Yarra Falls was a waterfall on the Yarra River in Melbourne, Australia that was demolished in 1883 through the use of dynamite in order to prevent a repeat of the floods of 1863 and 1878. It formed a low barrier, separating the brackish tidal water found downstream from the fresh water found above it, and in doing so provided potable water for the young settlement.

==Pre-settlement history==
The Falls, called Yarra Yarra were important to the local Aboriginal nations, the Woiwurrung and the Boon wurrung, who used it as a crossing point between their lands, in order to negotiate trade and marriages. The location was also used to meet the other three members of the Kulin nation, in order to settle disputes, trade and hold corroborees.

==European history==
In June 1835 John Batman arrived at Yarra Falls and immediately recognized it as the site of a new village, the only one of Australia's Capital Cities to have been identified as so before its founding.

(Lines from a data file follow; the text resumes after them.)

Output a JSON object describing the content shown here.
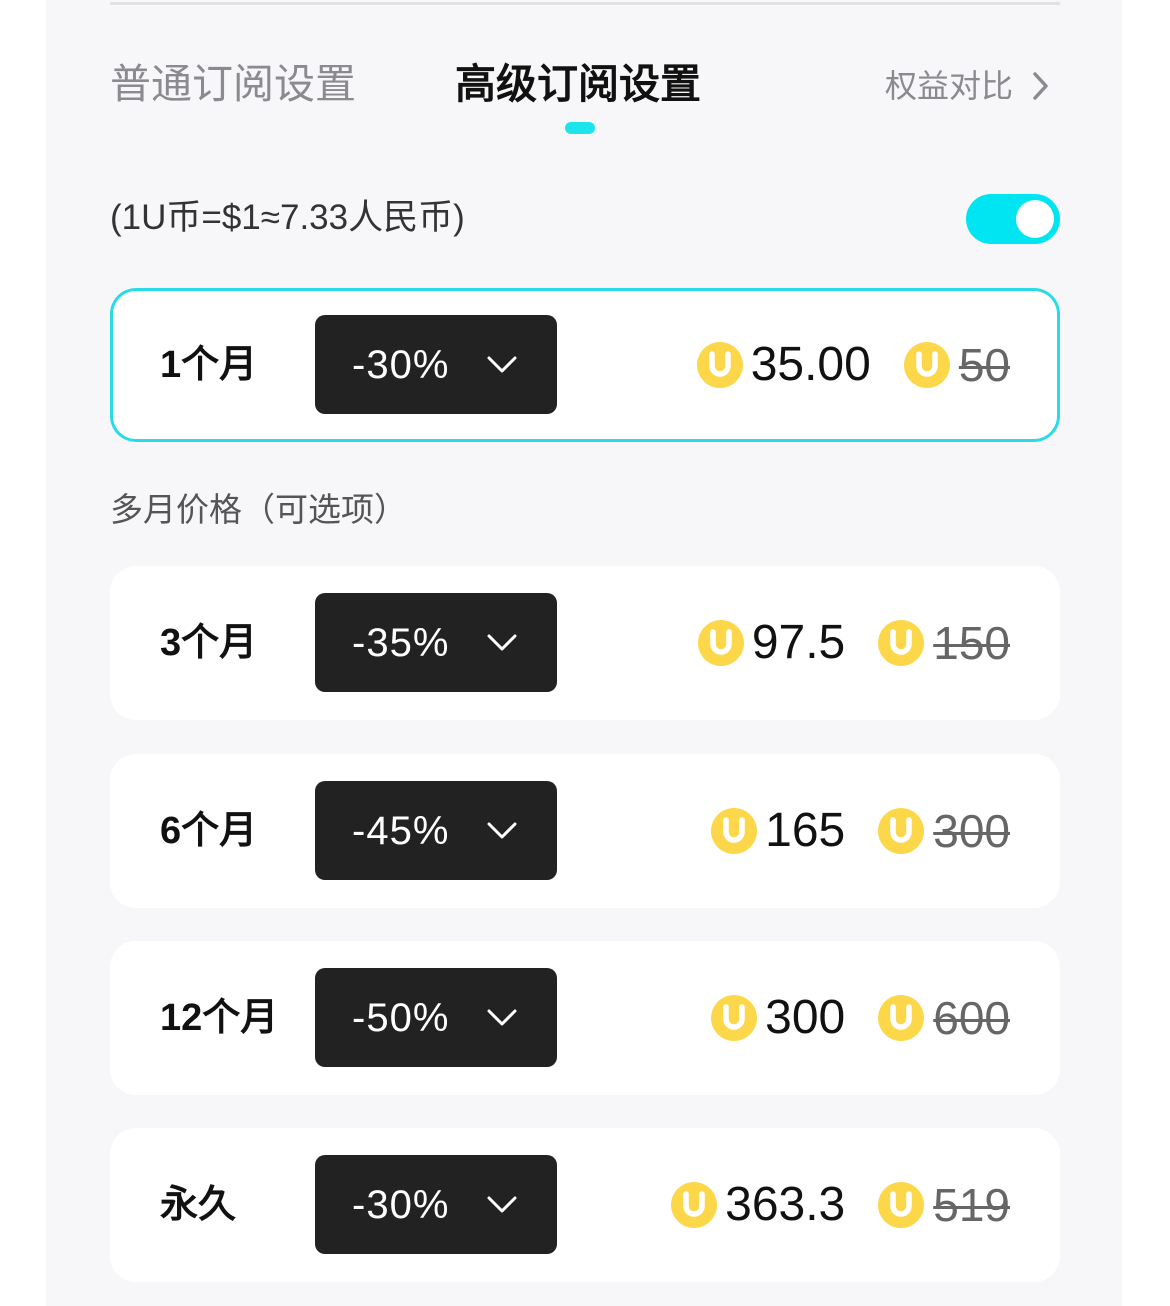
{
  "tabs": {
    "normal": {
      "label": "普通订阅设置",
      "active": false
    },
    "premium": {
      "label": "高级订阅设置",
      "active": true
    }
  },
  "compare_link": {
    "label": "权益对比",
    "icon": "chevron-right-icon"
  },
  "exchange_rate": "(1U币=$1≈7.33人民币)",
  "toggle": {
    "on": true
  },
  "single_month": {
    "period": "1个月",
    "discount": "-30%",
    "price": "35.00",
    "original_price": "50",
    "selected": true
  },
  "multi_month": {
    "label": "多月价格（可选项）",
    "plans": [
      {
        "period": "3个月",
        "discount": "-35%",
        "price": "97.5",
        "original_price": "150"
      },
      {
        "period": "6个月",
        "discount": "-45%",
        "price": "165",
        "original_price": "300"
      },
      {
        "period": "12个月",
        "discount": "-50%",
        "price": "300",
        "original_price": "600"
      },
      {
        "period": "永久",
        "discount": "-30%",
        "price": "363.3",
        "original_price": "519"
      }
    ]
  },
  "icons": {
    "coin": "u-coin-icon",
    "dropdown": "chevron-down-icon",
    "compare": "chevron-right-icon"
  },
  "colors": {
    "accent": "#1de3ec",
    "toggle_on": "#00e5f1",
    "coin": "#fcd74a",
    "dropdown_bg": "#222222",
    "panel_bg": "#f7f7f9"
  }
}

In 1839 a dam was built upon the falls using convict labour in order to secure the fresh water supply for the growing city, but did not last long, nor did its replacement. In 1845 a bridge was built at the site by a private company, but this was replaced by a government funded Prince's Bridge in 1850, which was to stand until the demolition of the Falls, despite an attempt by "some scoundrel" to sabotage it by sawing through several of its supporting columns.

In 1845, the only son of John Batman, Charles Batman, drowned while fishing at the falls his father had discovered.

==Demolition==
In 1879 Sir John Coode declared that the Falls must be demolished in order to prevent a repeat of previous floods by allowing free discharge of upstream water during heavy rains. After a delay of almost four years, this process was begun by the Harbour Trust by removing the previously constructed dam, but the removal of the natural obstructions through the use of dynamite was delayed by another month due to the trust being unwilling to risk accidental damage to the bridge without formal indemnification from the Department of Public Works.

The plan was to clear the reef to a uniform depth of 15 feet 6 inches, at an estimate cost of £20,000, with the existing depth being varied, with the highest points touching the surface of the water and the lowest reaching down to 15 feet, and the demolition was complete by 1883, having been funded by a combination of the Victorian Government and the Harbour Trust.